Ruthenium Alkylidene Complexes of Chelating Amine Ligands

Abstract

A density functional theory-based computational comparison of various [Ru]−L bonds in L(PCy3)Cl2RuCH2 complexes, where L is a dative ligand, shows that similar bond strengths can be expected for ruthenium−imine and ruthenium−amine bonds. The similarity remains when comparing the corresponding bond strengths in ruthenium olefin metathesis catalysts coordinated by bidentate Schiff-base ligands with those of ruthenium complexes of corresponding chelating amino-benzyloxy ligands.
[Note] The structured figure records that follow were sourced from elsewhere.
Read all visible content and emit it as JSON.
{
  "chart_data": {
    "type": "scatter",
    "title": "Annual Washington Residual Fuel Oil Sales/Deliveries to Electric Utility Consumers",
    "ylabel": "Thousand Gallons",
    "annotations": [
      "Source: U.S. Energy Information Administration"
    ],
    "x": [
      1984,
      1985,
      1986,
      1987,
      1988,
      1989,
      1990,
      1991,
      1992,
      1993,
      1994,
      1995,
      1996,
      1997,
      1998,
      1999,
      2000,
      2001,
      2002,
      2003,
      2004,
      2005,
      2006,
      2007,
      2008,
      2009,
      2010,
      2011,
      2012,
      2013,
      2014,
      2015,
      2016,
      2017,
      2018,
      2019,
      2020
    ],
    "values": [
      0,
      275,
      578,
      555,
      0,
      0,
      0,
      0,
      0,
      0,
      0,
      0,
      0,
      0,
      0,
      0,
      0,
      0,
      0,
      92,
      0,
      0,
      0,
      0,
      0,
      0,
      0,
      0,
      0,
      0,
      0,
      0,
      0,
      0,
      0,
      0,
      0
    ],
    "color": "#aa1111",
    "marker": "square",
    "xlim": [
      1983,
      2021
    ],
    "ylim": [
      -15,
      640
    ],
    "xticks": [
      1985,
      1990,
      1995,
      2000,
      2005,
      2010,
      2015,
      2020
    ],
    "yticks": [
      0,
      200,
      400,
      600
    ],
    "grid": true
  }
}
This observation prompted us to synthesize two bidentate amino-benzyloxy ligands and one tridentate amino-bis(benzyloxy) ligand. Ruthenium alkylidene complexes coordinated by the bidentate ligands proved to be unstable and eluded isolation. Reaction of the potassium salt of the tridentate ligand with (PCy3)2Cl2RuCHPh and (PCy3)2Cl2Ru(CH-o-OiPrC6H4) resulted in two complexes, 10 and 11, respectively, that represent the first examples of ruthenium alkylidenes (arylidenes) coordinated by an amine. 10 and 11 contain an essentially symmetrically coordinated tridentate ligand and both are also coordinated by a tri-cyclohexyl-phosphine ligand. The isopropyloxy function of the alkylidene group in 11 is not coordinated to the metal. Complexes 10 and 11 are fairly stable to air, moisture, and protic solvents, but display low thermal stability. Only very low catalytic activity has been obtained in ring-closing metathesis of diethyl diallylmalonate using 10 or 11 dissolved in acid-free solvents. The presence of a Brønsted acid increases the activity dramatically, although at the expense of an increased decomposition rate of the catalyst.